Investment strategies for foundations and not-for-profits

Our team has decades of experience working with foundations and not-for-profits. Broadly, there are three types of foundations and not-for-profits, each with a different investment objective.

1) Operating institutions take in donations, grants and other funds and use the money to fund their current operations. Typically, they invest via low risk cash management strategies with some funds allocated to other investments in line with their expected expenditures.

2) Institutions that provide grants to other (operating) entities. These may distribute annually a specific percentage of asset values. For this type of foundation or not-for-profit, a targeted return approach may be most appropriate.

3) Funders with long term commitments, including capital project funders.
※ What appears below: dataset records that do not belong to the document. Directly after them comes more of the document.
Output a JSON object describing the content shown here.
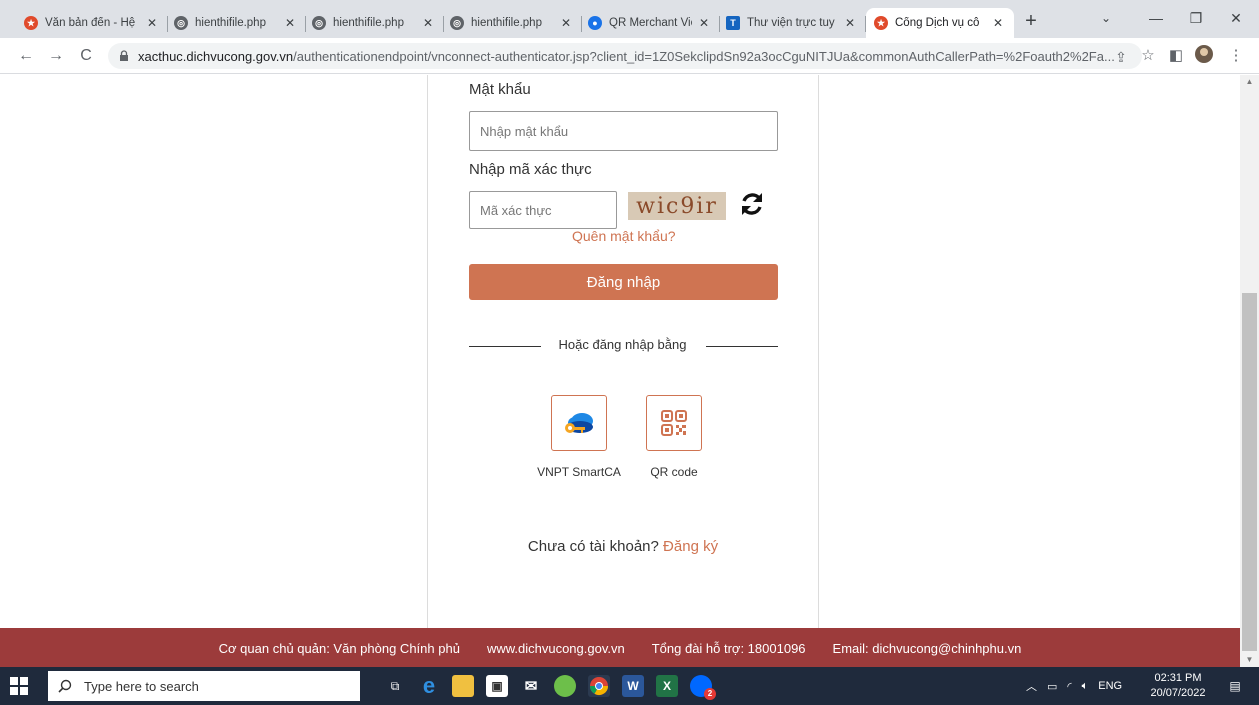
{
  "browser": {
    "tabs": [
      {
        "title": "Văn bản đến - Hệ",
        "favicon": "star-emblem-icon"
      },
      {
        "title": "hienthifile.php",
        "favicon": "globe-icon"
      },
      {
        "title": "hienthifile.php",
        "favicon": "globe-icon"
      },
      {
        "title": "hienthifile.php",
        "favicon": "globe-icon"
      },
      {
        "title": "QR Merchant Vie",
        "favicon": "qr-merchant-icon"
      },
      {
        "title": "Thư viện trực tuy",
        "favicon": "library-icon"
      },
      {
        "title": "Cổng Dịch vụ cô",
        "favicon": "star-emblem-icon",
        "active": true
      }
    ],
    "new_tab": "+",
    "url_host": "xacthuc.dichvucong.gov.vn",
    "url_path": "/authenticationendpoint/vnconnect-authenticator.jsp?client_id=1Z0SekclipdSn92a3ocCguNITJUa&commonAuthCallerPath=%2Foauth2%2Fa..."
  },
  "login": {
    "password_label": "Mật khẩu",
    "password_placeholder": "Nhập mật khẩu",
    "captcha_label": "Nhập mã xác thực",
    "captcha_placeholder": "Mã xác thực",
    "captcha_text": "wic9ir",
    "forgot_password": "Quên mật khẩu?",
    "login_button": "Đăng nhập",
    "alt_login_text": "Hoặc đăng nhập bằng",
    "alt_methods": [
      {
        "label": "VNPT SmartCA",
        "icon": "smartca-key-cloud-icon"
      },
      {
        "label": "QR code",
        "icon": "qr-code-icon"
      }
    ],
    "no_account": "Chưa có tài khoản?",
    "register": "Đăng ký"
  },
  "footer": {
    "agency": "Cơ quan chủ quản: Văn phòng Chính phủ",
    "website": "www.dichvucong.gov.vn",
    "hotline": "Tổng đài hỗ trợ: 18001096",
    "email": "Email: dichvucong@chinhphu.vn"
  },
  "taskbar": {
    "search_placeholder": "Type here to search",
    "language": "ENG",
    "time": "02:31 PM",
    "date": "20/07/2022",
    "zalo_badge": "2"
  },
  "colors": {
    "accent": "#cf7452",
    "footer_bg": "#9c3b3b",
    "taskbar_bg": "#1f2a3c"
  }
}
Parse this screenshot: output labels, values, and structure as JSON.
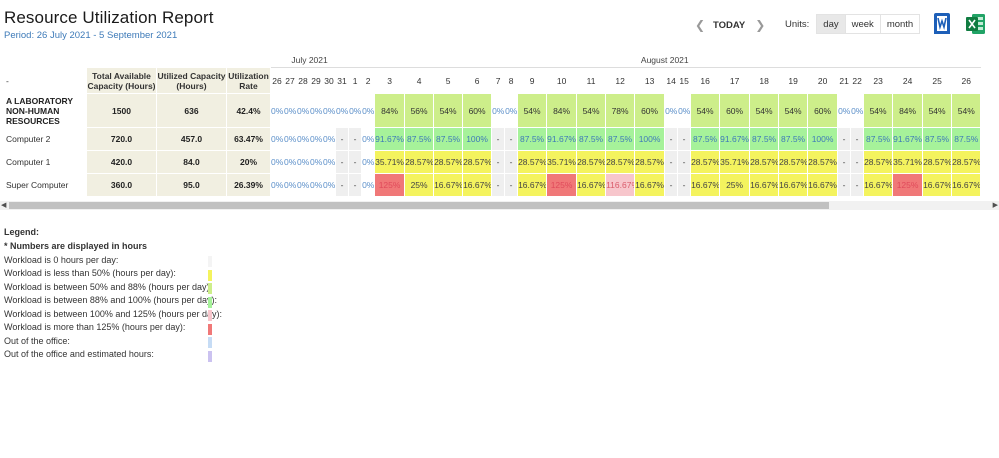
{
  "header": {
    "title": "Resource Utilization Report",
    "period": "Period: 26 July 2021 - 5 September 2021"
  },
  "nav": {
    "prev_icon": "chevron-left-icon",
    "today_label": "TODAY",
    "next_icon": "chevron-right-icon"
  },
  "units": {
    "label": "Units:",
    "options": [
      "day",
      "week",
      "month"
    ],
    "selected": "day"
  },
  "export": {
    "word_icon": "word-icon",
    "excel_icon": "excel-icon"
  },
  "table": {
    "corner": "-",
    "col_total": "Total Available Capacity (Hours)",
    "col_utilized": "Utilized Capacity (Hours)",
    "col_rate": "Utilization Rate",
    "months": [
      {
        "name": "July 2021",
        "span": 6
      },
      {
        "name": "August 2021",
        "span": 24
      }
    ],
    "days": [
      "26",
      "27",
      "28",
      "29",
      "30",
      "31",
      "1",
      "2",
      "3",
      "4",
      "5",
      "6",
      "7",
      "8",
      "9",
      "10",
      "11",
      "12",
      "13",
      "14",
      "15",
      "16",
      "17",
      "18",
      "19",
      "20",
      "21",
      "22",
      "23",
      "24",
      "25",
      "26"
    ],
    "rows": [
      {
        "name": "A LABORATORY NON-HUMAN RESOURCES",
        "total": "1500",
        "utilized": "636",
        "rate": "42.4%",
        "cells": [
          "0%",
          "0%",
          "0%",
          "0%",
          "0%",
          "0%",
          "0%",
          "0%",
          "84%",
          "56%",
          "54%",
          "60%",
          "0%",
          "0%",
          "54%",
          "84%",
          "54%",
          "78%",
          "60%",
          "0%",
          "0%",
          "54%",
          "60%",
          "54%",
          "54%",
          "60%",
          "0%",
          "0%",
          "54%",
          "84%",
          "54%",
          "54%"
        ],
        "levels": [
          "z",
          "z",
          "z",
          "z",
          "z",
          "z",
          "z",
          "z",
          "g",
          "g",
          "g",
          "g",
          "z",
          "z",
          "g",
          "g",
          "g",
          "g",
          "g",
          "z",
          "z",
          "g",
          "g",
          "g",
          "g",
          "g",
          "z",
          "z",
          "g",
          "g",
          "g",
          "g"
        ]
      },
      {
        "name": "Computer 2",
        "total": "720.0",
        "utilized": "457.0",
        "rate": "63.47%",
        "cells": [
          "0%",
          "0%",
          "0%",
          "0%",
          "0%",
          "-",
          "-",
          "0%",
          "91.67%",
          "87.5%",
          "87.5%",
          "100%",
          "-",
          "-",
          "87.5%",
          "91.67%",
          "87.5%",
          "87.5%",
          "100%",
          "-",
          "-",
          "87.5%",
          "91.67%",
          "87.5%",
          "87.5%",
          "100%",
          "-",
          "-",
          "87.5%",
          "91.67%",
          "87.5%",
          "87.5%"
        ],
        "levels": [
          "z",
          "z",
          "z",
          "z",
          "z",
          "w",
          "w",
          "z",
          "b",
          "b",
          "b",
          "b",
          "w",
          "w",
          "b",
          "b",
          "b",
          "b",
          "b",
          "w",
          "w",
          "b",
          "b",
          "b",
          "b",
          "b",
          "w",
          "w",
          "b",
          "b",
          "b",
          "b"
        ]
      },
      {
        "name": "Computer 1",
        "total": "420.0",
        "utilized": "84.0",
        "rate": "20%",
        "cells": [
          "0%",
          "0%",
          "0%",
          "0%",
          "0%",
          "-",
          "-",
          "0%",
          "35.71%",
          "28.57%",
          "28.57%",
          "28.57%",
          "-",
          "-",
          "28.57%",
          "35.71%",
          "28.57%",
          "28.57%",
          "28.57%",
          "-",
          "-",
          "28.57%",
          "35.71%",
          "28.57%",
          "28.57%",
          "28.57%",
          "-",
          "-",
          "28.57%",
          "35.71%",
          "28.57%",
          "28.57%"
        ],
        "levels": [
          "z",
          "z",
          "z",
          "z",
          "z",
          "w",
          "w",
          "z",
          "y",
          "y",
          "y",
          "y",
          "w",
          "w",
          "y",
          "y",
          "y",
          "y",
          "y",
          "w",
          "w",
          "y",
          "y",
          "y",
          "y",
          "y",
          "w",
          "w",
          "y",
          "y",
          "y",
          "y"
        ]
      },
      {
        "name": "Super Computer",
        "total": "360.0",
        "utilized": "95.0",
        "rate": "26.39%",
        "cells": [
          "0%",
          "0%",
          "0%",
          "0%",
          "0%",
          "-",
          "-",
          "0%",
          "125%",
          "25%",
          "16.67%",
          "16.67%",
          "-",
          "-",
          "16.67%",
          "125%",
          "16.67%",
          "116.67%",
          "16.67%",
          "-",
          "-",
          "16.67%",
          "25%",
          "16.67%",
          "16.67%",
          "16.67%",
          "-",
          "-",
          "16.67%",
          "125%",
          "16.67%",
          "16.67%"
        ],
        "levels": [
          "z",
          "z",
          "z",
          "z",
          "z",
          "w",
          "w",
          "z",
          "r",
          "y",
          "y",
          "y",
          "w",
          "w",
          "y",
          "r",
          "y",
          "p",
          "y",
          "w",
          "w",
          "y",
          "y",
          "y",
          "y",
          "y",
          "w",
          "w",
          "y",
          "r",
          "y",
          "y"
        ]
      }
    ]
  },
  "level_colors": {
    "z": "#ffffff",
    "w": "#ffffff",
    "y": "#f4f35e",
    "g": "#cdee8a",
    "b": "#a6f29a",
    "p": "#f7c6cc",
    "r": "#f07878",
    "o": "#c6dcf5",
    "e": "#cbc2f0"
  },
  "level_text_colors": {
    "z": "#5b8fc9",
    "w": "#444444",
    "y": "#444444",
    "g": "#333333",
    "b": "#3d7ab8",
    "p": "#d95a6a",
    "r": "#e04a5a"
  },
  "legend": {
    "title": "Legend:",
    "note": "* Numbers are displayed in hours",
    "items": [
      {
        "label": "Workload is 0 hours per day:",
        "color": "#f4f4f4"
      },
      {
        "label": "Workload is less than 50% (hours per day):",
        "color": "#f4f35e"
      },
      {
        "label": "Workload is between 50% and 88% (hours per day):",
        "color": "#cdee8a"
      },
      {
        "label": "Workload is between 88% and 100% (hours per day):",
        "color": "#a6f29a"
      },
      {
        "label": "Workload is between 100% and 125% (hours per day):",
        "color": "#f7c6cc"
      },
      {
        "label": "Workload is more than 125% (hours per day):",
        "color": "#f07878"
      },
      {
        "label": "Out of the office:",
        "color": "#c6dcf5"
      },
      {
        "label": "Out of the office and estimated hours:",
        "color": "#cbc2f0"
      }
    ]
  }
}
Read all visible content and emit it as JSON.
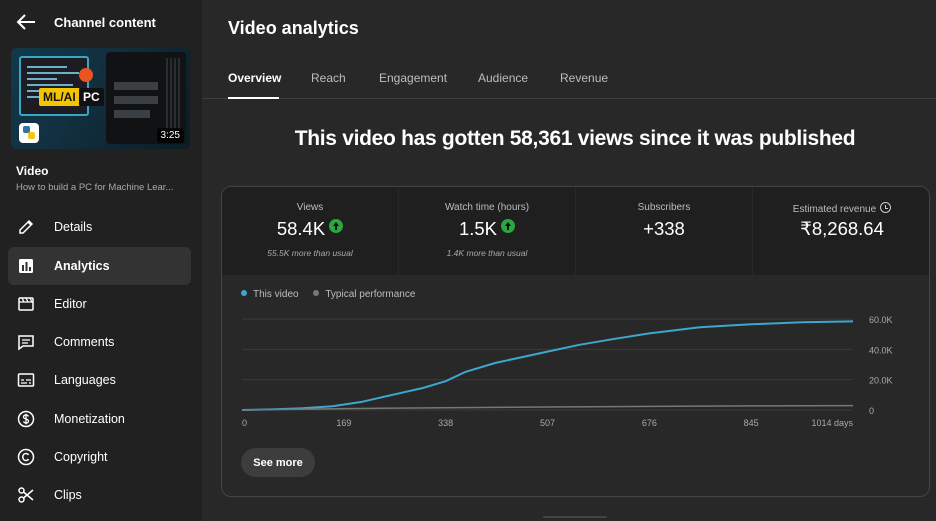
{
  "sidebar": {
    "title": "Channel content",
    "thumbnail": {
      "duration": "3:25",
      "badge_a": "ML/AI",
      "badge_b": "PC"
    },
    "video_label": "Video",
    "video_title": "How to build a PC for Machine Lear...",
    "items": [
      {
        "label": "Details",
        "icon": "pencil-icon"
      },
      {
        "label": "Analytics",
        "icon": "bar-chart-icon",
        "active": true
      },
      {
        "label": "Editor",
        "icon": "film-icon"
      },
      {
        "label": "Comments",
        "icon": "comment-icon"
      },
      {
        "label": "Languages",
        "icon": "subtitles-icon"
      },
      {
        "label": "Monetization",
        "icon": "dollar-icon"
      },
      {
        "label": "Copyright",
        "icon": "copyright-icon"
      },
      {
        "label": "Clips",
        "icon": "scissors-icon"
      }
    ]
  },
  "header": {
    "title": "Video analytics",
    "tabs": [
      "Overview",
      "Reach",
      "Engagement",
      "Audience",
      "Revenue"
    ],
    "active_tab": "Overview"
  },
  "headline": "This video has gotten 58,361 views since it was published",
  "metrics": [
    {
      "label": "Views",
      "value": "58.4K",
      "sub": "55.5K more than usual",
      "trend": "up"
    },
    {
      "label": "Watch time (hours)",
      "value": "1.5K",
      "sub": "1.4K more than usual",
      "trend": "up"
    },
    {
      "label": "Subscribers",
      "value": "+338",
      "sub": ""
    },
    {
      "label": "Estimated revenue",
      "value": "₹8,268.64",
      "sub": ""
    }
  ],
  "see_more_label": "See more",
  "colors": {
    "this_video": "#3ea6d0",
    "typical": "#777777",
    "trend_up": "#2ba640"
  },
  "chart_data": {
    "type": "line",
    "legend": [
      "This video",
      "Typical performance"
    ],
    "x_ticks": [
      "0",
      "169",
      "338",
      "507",
      "676",
      "845",
      "1014 days"
    ],
    "y_ticks": [
      "0",
      "20.0K",
      "40.0K",
      "60.0K"
    ],
    "xlim": [
      0,
      1014
    ],
    "ylim": [
      0,
      60000
    ],
    "grid": true,
    "series": [
      {
        "name": "This video",
        "x": [
          0,
          50,
          100,
          150,
          200,
          250,
          300,
          338,
          370,
          420,
          507,
          560,
          620,
          676,
          760,
          845,
          930,
          1014
        ],
        "y": [
          0,
          400,
          1200,
          2500,
          5500,
          10000,
          14500,
          19000,
          25000,
          31000,
          38500,
          43000,
          47000,
          50500,
          54500,
          56500,
          57800,
          58400
        ]
      },
      {
        "name": "Typical performance",
        "x": [
          0,
          169,
          338,
          507,
          676,
          845,
          1014
        ],
        "y": [
          0,
          900,
          1500,
          2000,
          2400,
          2700,
          2900
        ]
      }
    ]
  }
}
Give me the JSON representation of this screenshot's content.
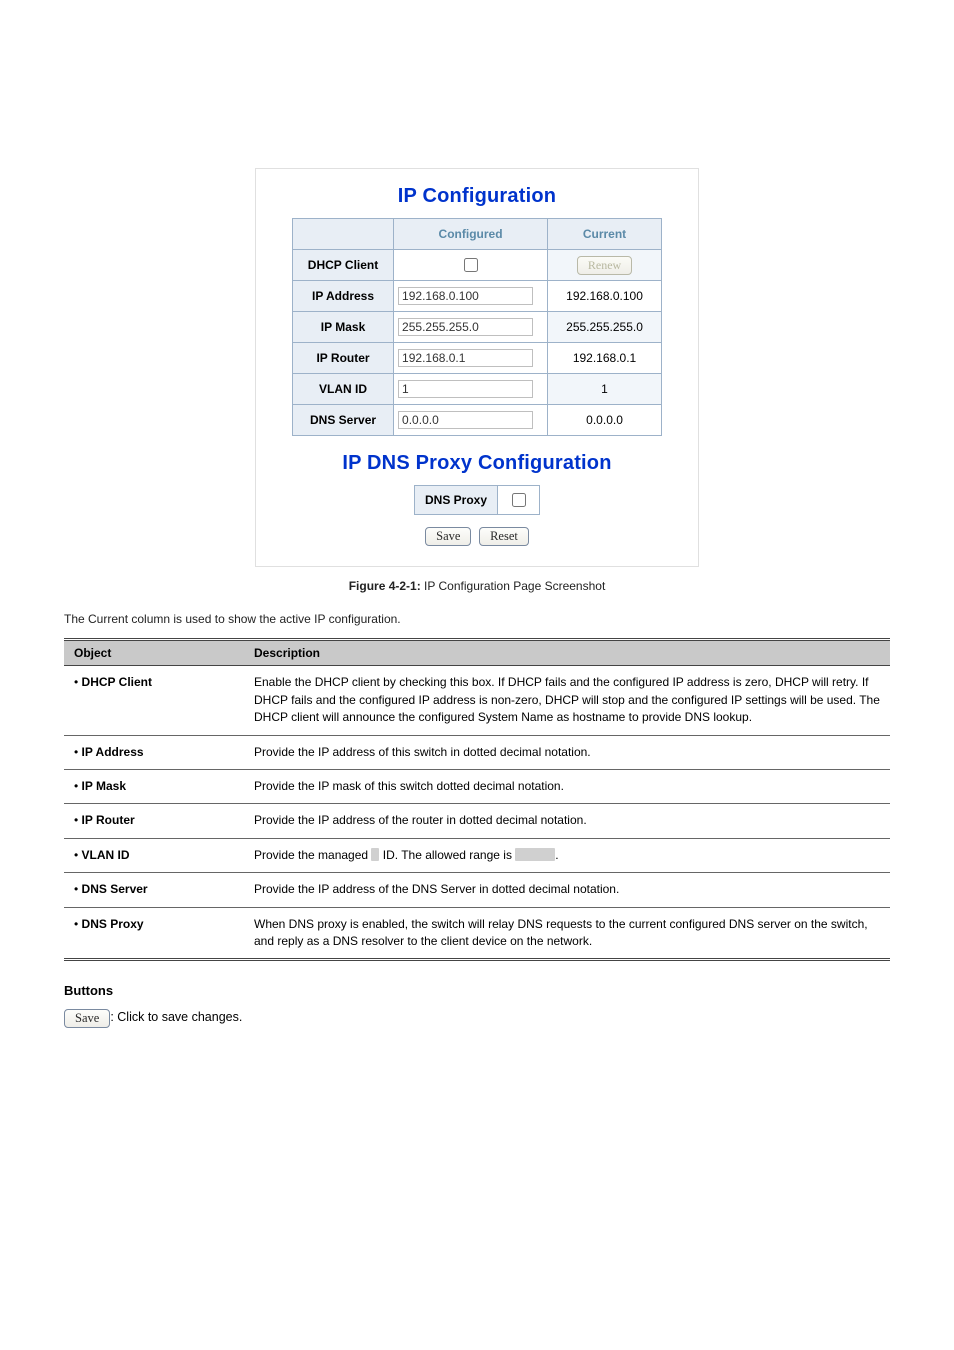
{
  "panel": {
    "title_ip": "IP Configuration",
    "title_dns": "IP DNS Proxy Configuration",
    "headers": {
      "configured": "Configured",
      "current": "Current"
    },
    "rows": {
      "dhcp": {
        "label": "DHCP Client",
        "renew_btn": "Renew"
      },
      "ip": {
        "label": "IP Address",
        "cfg": "192.168.0.100",
        "cur": "192.168.0.100"
      },
      "mask": {
        "label": "IP Mask",
        "cfg": "255.255.255.0",
        "cur": "255.255.255.0"
      },
      "router": {
        "label": "IP Router",
        "cfg": "192.168.0.1",
        "cur": "192.168.0.1"
      },
      "vlan": {
        "label": "VLAN ID",
        "cfg": "1",
        "cur": "1"
      },
      "dns": {
        "label": "DNS Server",
        "cfg": "0.0.0.0",
        "cur": "0.0.0.0"
      }
    },
    "dnsproxy_label": "DNS Proxy",
    "save": "Save",
    "reset": "Reset"
  },
  "caption": {
    "prefix": "Figure 4-2-1:",
    "text": " IP Configuration Page Screenshot"
  },
  "intro": "The Current column is used to show the active IP configuration.",
  "table": {
    "col1": "Object",
    "col2": "Description",
    "rows": [
      {
        "obj": "DHCP Client",
        "desc": "Enable the DHCP client by checking this box. If DHCP fails and the configured IP address is zero, DHCP will retry. If DHCP fails and the configured IP address is non-zero, DHCP will stop and the configured IP settings will be used. The DHCP client will announce the configured System Name as hostname to provide DNS lookup."
      },
      {
        "obj": "IP Address",
        "desc": "Provide the IP address of this switch in dotted decimal notation."
      },
      {
        "obj": "IP Mask",
        "desc": "Provide the IP mask of this switch dotted decimal notation."
      },
      {
        "obj": "IP Router",
        "desc": "Provide the IP address of the router in dotted decimal notation."
      },
      {
        "obj": "VLAN ID",
        "desc_pre": "Provide the managed ",
        "desc_mid": " ID. The allowed range is ",
        "desc_post": "."
      },
      {
        "obj": "DNS Server",
        "desc": "Provide the IP address of the DNS Server in dotted decimal notation."
      },
      {
        "obj": "DNS Proxy",
        "desc": "When DNS proxy is enabled, the switch will relay DNS requests to the current configured DNS server on the switch, and reply as a DNS resolver to the client device on the network."
      }
    ]
  },
  "buttons": {
    "heading": "Buttons",
    "save_btn": "Save",
    "save_txt": ": Click to save changes."
  }
}
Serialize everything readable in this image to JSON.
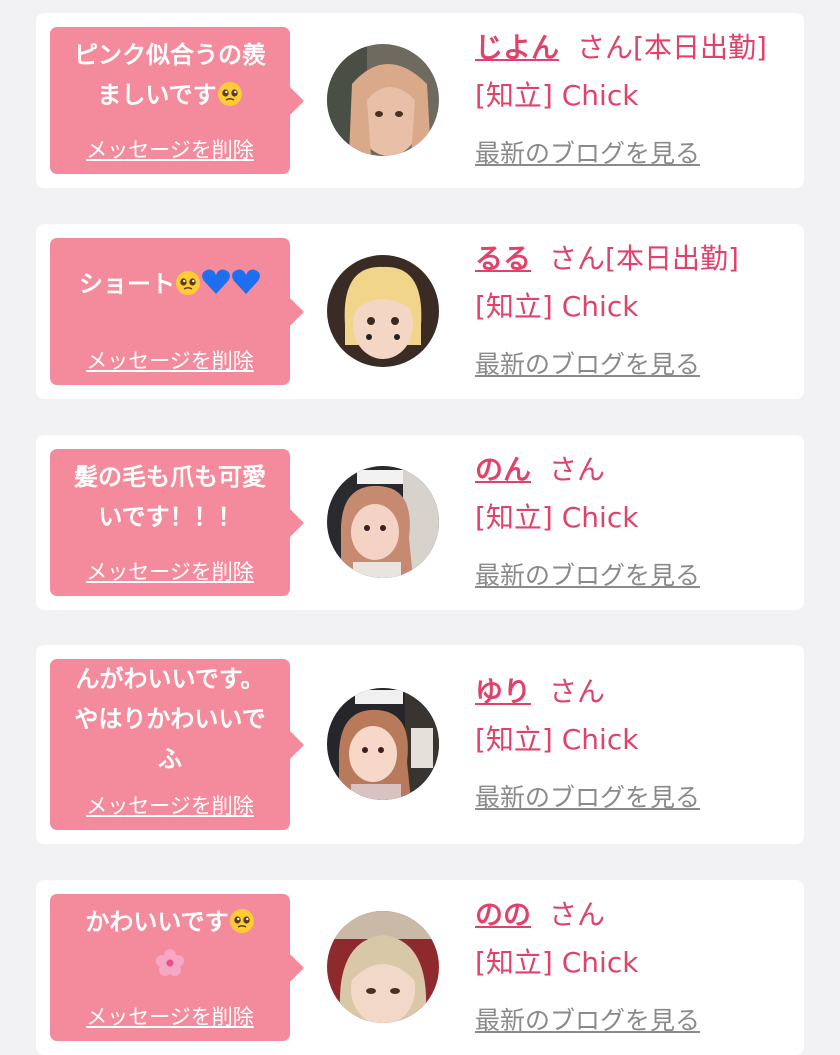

These usually have predictable distribution requirements over time and therefore the assets can be managed against that schedule of liabilities.

Foundations, not-for-profits, and management of assets versus distributions

We help operating entities to manage their assets versus their expenditures to extract investment yields while retaining spending flexibility.

For the organizations that fund operating entities, we can help them develop an investment strategy that is responsive to their commitments and that helps them to support crucial budget items and/or capital improvements for their grantees.  As a team, we help grant providers help grant recipients.

Given the projected distributions, our team will develop an investment strategy that balances the rewards of longer-term investments with the needs for flexibility in case commitments change.  We use simulations to illustrate the impact that different asset allocations may have on the foundation’s or not-for-profit’s asset values after making cash flow distributions.

Private foundations not-for-profits and target return investment strategies 

Some foundations and not-for-profits calculate their distribution amounts as a percent of total assets. For example, in order to maintain their charitable tax status, private foundations are required to distribute 5% of their assets each year. If the foundation assets return less than the target return rate, then the asset principal may be needed to pay the required distribution. Target rate foundations and not-for-profits often have two competing goals:

  1. Preserve asset principal
  2. Maximize long term distributions

Our team will build an investment strategy that balances a possibly increased likelihood of achieving the asset target return rate against the chance of a larger potential asset loss. We use simulations to illustrate the impact that different asset allocations may have on the foundation’s asset value and cumulative cash flow distributions over time.